By Victoria Wasylak
From our June 2024 issue
On a wooded plot in a Portland suburb, a brown-clapboard barn hums with unreleased music. In the morning, rollicking rock riffs or twangy country notes might trickle out, morphing into a symphony of contemporary classical music by lunchtime. Inside, mastering engineer Adam Ayan sits behind a semicircle of monitors, keyboards, and control panels with an intimidating mosaic of knobs and buttons, fine-tuning the sound on each track. After 25 years working with renowned Portland mastering engineer Bob Ludwig, who retired in 2023, Ayan opened Ayan Mastering last summer, in a finished barn he rents from a friend (whose location he does not want to disclose, citing security concerns).
If you’ve listened to, say, the recently released Best of Bruce Springsteen or any number of recordings by the likes of Taylor Swift, the Rolling Stones, Paul McCartney, and Pearl Jam, you’re already familiar with Ayan’s work. The whitewashed walls of his studio glimmer with a dozen platinum and gold records by clients such as Lana Del Rey, Nirvana, and Carrie Underwood. There are dozens more plaques in his Portland home, as well as a 2006 Grammy Award (for mastering jazz pianist Jelly Roll Morton’s posthumous album, The Complete Library of Congress Recordings by Alan Lomax) and five Latin Grammy Awards. Ayan was nominated for another Grammy in 2008 and again last year, along with Ludwig and Maine-native singer Amy Allen. Ayan brought his wife, Allison, and teenage sons, Zach and Evan, to the Los Angeles awards ceremony that February.
A Massachusetts native, Ayan got his start in the music world at age 15, when he played bass guitar in local rock bands and his school jazz band. He studied music performance in college and wanted to be a touring musician. But after enrolling in sound-recording classes, he changed his tune. “The creativity it takes to do that work really started to speak to me and completely turned me around,” he says. He graduated with a degree in sound-recording technology and thought about seeking music-industry work in a big city. But Ludwig’s firm, Gateway Mastering, needed a production engineer, so Ayan applied. Three years later, Ludwig gave him a room at Gateway, where he could cultivate his own clientele. He remembers the thrill he felt during one of his early solo sessions, when he worked with Rush guitarist Alex Lifeson to refine the band’s live album Rush in Rio. “I was 10 years removed from being 16 and seeing that same band at the Worcester Centrum,” he says, “and I was being treated like an equal.”

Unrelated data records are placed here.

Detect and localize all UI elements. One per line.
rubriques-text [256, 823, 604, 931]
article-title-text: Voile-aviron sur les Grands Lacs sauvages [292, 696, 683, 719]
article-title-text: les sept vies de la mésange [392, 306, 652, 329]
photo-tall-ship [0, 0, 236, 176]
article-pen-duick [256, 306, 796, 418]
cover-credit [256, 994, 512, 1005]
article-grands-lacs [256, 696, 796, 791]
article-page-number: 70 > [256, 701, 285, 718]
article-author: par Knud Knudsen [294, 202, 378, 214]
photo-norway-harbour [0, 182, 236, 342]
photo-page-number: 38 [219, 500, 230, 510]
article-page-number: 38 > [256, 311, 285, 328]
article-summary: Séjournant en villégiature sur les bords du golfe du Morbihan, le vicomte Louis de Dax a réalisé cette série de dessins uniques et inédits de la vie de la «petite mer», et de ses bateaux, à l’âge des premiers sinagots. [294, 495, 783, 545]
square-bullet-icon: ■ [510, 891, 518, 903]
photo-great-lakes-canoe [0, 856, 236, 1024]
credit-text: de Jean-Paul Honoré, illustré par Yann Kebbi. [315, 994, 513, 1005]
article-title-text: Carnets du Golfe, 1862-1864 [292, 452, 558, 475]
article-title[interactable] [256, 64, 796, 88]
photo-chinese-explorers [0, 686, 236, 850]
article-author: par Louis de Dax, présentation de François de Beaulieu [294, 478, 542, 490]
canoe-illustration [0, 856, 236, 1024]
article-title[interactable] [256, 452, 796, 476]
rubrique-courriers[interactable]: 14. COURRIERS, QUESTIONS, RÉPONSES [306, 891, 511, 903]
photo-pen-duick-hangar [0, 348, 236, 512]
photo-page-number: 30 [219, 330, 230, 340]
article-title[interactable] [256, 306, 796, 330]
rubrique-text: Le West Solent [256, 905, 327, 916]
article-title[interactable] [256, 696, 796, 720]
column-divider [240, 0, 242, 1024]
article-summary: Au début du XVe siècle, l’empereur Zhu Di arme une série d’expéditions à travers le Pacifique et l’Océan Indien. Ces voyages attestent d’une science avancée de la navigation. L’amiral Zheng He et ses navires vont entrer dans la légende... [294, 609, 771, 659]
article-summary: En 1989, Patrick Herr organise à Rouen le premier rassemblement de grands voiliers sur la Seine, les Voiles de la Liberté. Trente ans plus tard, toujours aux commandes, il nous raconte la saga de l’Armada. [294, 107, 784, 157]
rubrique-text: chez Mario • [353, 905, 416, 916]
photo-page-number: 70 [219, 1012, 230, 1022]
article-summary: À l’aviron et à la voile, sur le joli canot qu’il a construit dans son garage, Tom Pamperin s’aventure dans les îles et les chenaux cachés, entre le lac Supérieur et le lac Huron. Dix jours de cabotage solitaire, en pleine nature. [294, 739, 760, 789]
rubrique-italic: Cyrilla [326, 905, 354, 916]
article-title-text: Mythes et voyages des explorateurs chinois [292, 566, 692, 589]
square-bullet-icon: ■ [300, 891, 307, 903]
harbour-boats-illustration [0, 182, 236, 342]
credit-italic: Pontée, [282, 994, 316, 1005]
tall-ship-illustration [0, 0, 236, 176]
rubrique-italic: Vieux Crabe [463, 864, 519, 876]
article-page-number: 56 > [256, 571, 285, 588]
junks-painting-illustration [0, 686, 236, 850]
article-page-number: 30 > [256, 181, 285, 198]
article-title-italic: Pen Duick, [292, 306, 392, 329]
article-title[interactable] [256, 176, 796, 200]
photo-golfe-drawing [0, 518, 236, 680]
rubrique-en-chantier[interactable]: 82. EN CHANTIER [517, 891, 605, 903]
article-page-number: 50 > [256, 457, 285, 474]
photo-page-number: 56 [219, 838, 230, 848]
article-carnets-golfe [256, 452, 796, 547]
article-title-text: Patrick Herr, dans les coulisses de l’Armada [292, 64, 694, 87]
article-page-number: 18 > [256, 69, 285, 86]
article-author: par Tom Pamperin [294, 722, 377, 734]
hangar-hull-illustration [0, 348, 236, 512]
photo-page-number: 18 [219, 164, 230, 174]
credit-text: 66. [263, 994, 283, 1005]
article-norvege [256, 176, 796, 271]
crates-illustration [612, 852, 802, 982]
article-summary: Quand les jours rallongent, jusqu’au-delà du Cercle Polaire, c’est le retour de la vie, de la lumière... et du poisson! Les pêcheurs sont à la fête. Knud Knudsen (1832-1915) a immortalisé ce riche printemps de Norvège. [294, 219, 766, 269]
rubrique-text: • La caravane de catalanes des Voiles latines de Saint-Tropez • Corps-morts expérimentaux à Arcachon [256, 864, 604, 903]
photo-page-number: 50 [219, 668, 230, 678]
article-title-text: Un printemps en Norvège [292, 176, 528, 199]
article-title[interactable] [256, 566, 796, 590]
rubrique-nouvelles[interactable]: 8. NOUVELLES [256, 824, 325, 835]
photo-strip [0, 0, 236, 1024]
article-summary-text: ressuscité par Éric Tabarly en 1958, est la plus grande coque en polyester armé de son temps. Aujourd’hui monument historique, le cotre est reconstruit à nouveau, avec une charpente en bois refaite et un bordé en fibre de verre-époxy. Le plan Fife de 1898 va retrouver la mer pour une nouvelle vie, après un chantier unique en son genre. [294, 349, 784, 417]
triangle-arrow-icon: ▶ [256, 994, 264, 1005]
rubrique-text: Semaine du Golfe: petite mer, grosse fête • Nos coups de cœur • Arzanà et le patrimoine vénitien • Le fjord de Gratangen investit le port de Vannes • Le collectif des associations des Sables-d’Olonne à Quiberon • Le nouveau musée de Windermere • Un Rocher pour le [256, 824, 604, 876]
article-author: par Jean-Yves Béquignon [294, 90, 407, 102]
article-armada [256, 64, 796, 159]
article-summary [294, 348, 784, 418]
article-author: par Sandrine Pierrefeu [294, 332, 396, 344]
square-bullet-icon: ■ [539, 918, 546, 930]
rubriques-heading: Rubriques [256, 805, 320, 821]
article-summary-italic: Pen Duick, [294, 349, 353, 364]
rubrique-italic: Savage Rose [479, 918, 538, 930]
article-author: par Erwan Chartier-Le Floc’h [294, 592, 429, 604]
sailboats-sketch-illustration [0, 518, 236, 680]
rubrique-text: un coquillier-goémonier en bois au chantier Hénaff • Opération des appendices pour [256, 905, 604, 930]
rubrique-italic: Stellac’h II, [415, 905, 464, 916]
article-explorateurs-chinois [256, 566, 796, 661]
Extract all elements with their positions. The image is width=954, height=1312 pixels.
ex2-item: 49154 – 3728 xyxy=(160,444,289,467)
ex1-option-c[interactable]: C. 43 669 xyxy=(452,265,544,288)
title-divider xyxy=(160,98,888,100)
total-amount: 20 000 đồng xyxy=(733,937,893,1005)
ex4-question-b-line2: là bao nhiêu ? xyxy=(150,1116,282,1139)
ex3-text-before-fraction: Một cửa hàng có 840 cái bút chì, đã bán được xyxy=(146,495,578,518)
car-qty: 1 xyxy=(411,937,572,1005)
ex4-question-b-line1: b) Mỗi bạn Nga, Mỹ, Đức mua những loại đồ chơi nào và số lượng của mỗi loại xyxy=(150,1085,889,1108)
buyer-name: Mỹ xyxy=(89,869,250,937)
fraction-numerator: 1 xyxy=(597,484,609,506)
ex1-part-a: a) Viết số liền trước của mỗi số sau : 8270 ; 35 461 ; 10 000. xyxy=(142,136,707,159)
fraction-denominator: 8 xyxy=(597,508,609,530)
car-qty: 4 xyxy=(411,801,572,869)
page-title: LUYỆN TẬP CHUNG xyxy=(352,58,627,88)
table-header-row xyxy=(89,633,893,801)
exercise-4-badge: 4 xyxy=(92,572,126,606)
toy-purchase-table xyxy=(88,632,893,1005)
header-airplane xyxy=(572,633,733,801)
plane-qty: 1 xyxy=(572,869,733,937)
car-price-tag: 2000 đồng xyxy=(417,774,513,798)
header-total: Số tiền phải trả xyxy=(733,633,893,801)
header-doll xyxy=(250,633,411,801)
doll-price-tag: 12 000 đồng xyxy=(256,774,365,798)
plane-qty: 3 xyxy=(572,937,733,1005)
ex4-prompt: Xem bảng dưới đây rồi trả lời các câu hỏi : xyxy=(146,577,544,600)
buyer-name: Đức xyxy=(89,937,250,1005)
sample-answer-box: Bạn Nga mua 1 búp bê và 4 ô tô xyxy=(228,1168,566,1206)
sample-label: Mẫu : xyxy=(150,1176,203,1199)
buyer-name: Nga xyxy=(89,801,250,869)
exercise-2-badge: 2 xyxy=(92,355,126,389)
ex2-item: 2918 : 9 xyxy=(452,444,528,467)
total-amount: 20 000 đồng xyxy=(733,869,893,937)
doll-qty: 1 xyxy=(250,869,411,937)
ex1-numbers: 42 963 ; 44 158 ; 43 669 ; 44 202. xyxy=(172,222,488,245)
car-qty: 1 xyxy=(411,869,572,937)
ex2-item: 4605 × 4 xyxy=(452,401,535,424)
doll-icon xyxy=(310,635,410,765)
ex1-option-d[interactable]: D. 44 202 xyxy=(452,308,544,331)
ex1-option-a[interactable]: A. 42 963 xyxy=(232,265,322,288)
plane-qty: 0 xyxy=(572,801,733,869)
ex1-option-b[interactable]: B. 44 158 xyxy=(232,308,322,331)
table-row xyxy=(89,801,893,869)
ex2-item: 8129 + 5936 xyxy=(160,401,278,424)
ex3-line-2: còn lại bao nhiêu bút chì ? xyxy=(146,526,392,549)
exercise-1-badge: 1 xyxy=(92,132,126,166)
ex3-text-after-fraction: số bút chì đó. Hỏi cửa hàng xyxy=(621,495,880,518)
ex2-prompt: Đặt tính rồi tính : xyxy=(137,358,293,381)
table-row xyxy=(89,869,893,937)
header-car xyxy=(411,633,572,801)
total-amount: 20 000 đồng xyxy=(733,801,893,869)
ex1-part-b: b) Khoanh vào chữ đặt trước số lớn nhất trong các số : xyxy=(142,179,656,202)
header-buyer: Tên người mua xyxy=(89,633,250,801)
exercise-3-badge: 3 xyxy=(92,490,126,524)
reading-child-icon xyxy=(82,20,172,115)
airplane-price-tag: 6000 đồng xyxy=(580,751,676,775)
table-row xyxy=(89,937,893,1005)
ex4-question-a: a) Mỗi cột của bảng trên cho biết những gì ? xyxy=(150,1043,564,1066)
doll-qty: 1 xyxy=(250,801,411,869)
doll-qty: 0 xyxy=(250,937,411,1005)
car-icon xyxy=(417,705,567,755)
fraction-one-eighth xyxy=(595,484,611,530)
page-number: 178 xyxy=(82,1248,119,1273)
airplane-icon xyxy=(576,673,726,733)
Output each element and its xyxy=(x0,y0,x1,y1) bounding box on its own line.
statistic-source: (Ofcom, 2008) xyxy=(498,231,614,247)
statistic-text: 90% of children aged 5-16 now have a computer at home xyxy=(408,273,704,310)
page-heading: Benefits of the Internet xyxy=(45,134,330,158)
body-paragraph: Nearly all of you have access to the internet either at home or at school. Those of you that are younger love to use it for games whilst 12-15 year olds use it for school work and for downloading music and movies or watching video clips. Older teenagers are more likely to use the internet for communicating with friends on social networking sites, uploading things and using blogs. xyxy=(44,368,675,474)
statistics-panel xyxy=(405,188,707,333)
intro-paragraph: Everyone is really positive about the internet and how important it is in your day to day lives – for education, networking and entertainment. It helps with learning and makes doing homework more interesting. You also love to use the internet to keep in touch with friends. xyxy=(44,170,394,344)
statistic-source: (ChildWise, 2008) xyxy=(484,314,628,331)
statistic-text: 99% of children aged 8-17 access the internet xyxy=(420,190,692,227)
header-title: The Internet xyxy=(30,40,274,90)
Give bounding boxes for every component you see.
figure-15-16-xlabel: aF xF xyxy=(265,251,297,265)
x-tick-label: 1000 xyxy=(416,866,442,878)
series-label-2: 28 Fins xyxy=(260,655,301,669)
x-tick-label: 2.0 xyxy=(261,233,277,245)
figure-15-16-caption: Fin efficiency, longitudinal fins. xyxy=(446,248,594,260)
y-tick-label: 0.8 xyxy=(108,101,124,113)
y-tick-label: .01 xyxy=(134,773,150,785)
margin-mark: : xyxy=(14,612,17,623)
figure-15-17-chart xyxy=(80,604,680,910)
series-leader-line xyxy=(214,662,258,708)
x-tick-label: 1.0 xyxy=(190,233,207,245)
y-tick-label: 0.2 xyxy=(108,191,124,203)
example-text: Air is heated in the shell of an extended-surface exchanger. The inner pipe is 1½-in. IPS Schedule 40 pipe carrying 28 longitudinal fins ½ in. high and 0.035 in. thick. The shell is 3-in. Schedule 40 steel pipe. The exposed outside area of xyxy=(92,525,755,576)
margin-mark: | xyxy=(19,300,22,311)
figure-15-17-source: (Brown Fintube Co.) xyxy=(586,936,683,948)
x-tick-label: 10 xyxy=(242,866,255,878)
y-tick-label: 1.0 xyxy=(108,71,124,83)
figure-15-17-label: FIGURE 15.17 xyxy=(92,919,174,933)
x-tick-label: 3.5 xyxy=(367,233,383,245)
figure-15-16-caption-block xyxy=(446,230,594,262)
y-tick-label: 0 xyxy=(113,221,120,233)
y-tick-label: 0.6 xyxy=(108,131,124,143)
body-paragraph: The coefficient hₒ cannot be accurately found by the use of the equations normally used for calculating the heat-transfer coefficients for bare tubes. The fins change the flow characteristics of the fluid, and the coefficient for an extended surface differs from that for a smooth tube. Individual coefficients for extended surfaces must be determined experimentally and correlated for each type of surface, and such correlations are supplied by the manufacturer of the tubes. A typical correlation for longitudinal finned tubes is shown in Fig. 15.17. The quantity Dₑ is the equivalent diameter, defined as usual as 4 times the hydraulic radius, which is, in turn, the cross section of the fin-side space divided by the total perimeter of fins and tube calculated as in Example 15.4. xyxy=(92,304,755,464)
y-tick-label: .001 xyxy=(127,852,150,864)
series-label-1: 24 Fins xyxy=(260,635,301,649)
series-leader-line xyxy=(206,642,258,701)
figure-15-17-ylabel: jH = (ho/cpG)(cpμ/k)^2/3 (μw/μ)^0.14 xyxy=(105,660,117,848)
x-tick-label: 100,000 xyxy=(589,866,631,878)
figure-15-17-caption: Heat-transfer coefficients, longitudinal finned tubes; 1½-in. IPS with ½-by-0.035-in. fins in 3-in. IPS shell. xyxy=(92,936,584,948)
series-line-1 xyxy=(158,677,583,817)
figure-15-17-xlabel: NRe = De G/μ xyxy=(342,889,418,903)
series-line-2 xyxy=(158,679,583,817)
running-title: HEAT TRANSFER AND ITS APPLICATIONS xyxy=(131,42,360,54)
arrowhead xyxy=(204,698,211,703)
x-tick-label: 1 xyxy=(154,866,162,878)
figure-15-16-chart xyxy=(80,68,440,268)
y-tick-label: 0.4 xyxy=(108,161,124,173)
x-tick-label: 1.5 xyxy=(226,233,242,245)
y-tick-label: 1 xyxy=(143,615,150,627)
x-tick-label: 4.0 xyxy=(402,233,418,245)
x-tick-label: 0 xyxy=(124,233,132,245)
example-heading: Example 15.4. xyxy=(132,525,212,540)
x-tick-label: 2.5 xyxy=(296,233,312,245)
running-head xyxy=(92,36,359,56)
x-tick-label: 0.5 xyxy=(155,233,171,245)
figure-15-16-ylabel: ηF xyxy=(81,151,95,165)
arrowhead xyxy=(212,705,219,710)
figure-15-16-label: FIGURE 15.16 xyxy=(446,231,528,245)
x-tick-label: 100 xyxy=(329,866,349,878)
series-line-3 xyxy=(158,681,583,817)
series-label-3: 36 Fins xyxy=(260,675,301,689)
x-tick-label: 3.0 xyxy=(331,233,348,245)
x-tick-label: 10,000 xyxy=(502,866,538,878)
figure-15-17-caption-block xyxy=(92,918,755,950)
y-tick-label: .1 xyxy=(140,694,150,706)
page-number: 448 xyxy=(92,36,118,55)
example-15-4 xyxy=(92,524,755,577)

High-profile clients aside, mastering is fairly low-profile work these days. In the ’90s, Portlanders might spot Eric Clapton at a burger joint or Springsteen heading to the gym when they were in town to work with Ludwig and Ayan. Now, in the age of digital recording and smaller record-company budgets, fewer stars make the trip. Instead, Ayan receives digital audio files that he adjusts in myriad incremental ways to make the sound more vibrant, visceral, and cohesive when played through any medium, whether it’s vinyl, earbuds, or an internet stream. (He likens it, loosely, to fiddling with the bass and treble settings on a car radio.) Careful listening, Ayan says, is among the most critical aspects of the job. So much so that, before Ludwig hired him, he took a listening test that involved fixing mistakes Ludwig had inserted into a series of recordings.
When Ludwig’s firm closed, Ayan’s clients followed him to his new studio, where he’s mastered more than 400 projects to date, ranging from singles to full albums. On a recent afternoon, he tinkered with tracks by country singer Laci Kaye Booth, Latin star Juan Luis Guerra, and Japanese singer-songwriter Tsuyoshi Nagabuchi. Later, waves of old-timey organ notes, a sighing string section, and brassy horns rippled through the studio when he played “Chloë,” a lilting big-band tune he mastered on indie troubadour Father John Misty’s latest record.
Ayan’s next goal is to find a permanent Portland-area home for Ayan Mastering that’s a bit homier than the barn. He’s also keen to expand his portfolio, leaning into more R&B and hip-hop and collaborations with independent artists. “This is what I’ve been working towards for 28 years as a professional engineer,” he says. “I’m fully steering the ship now.”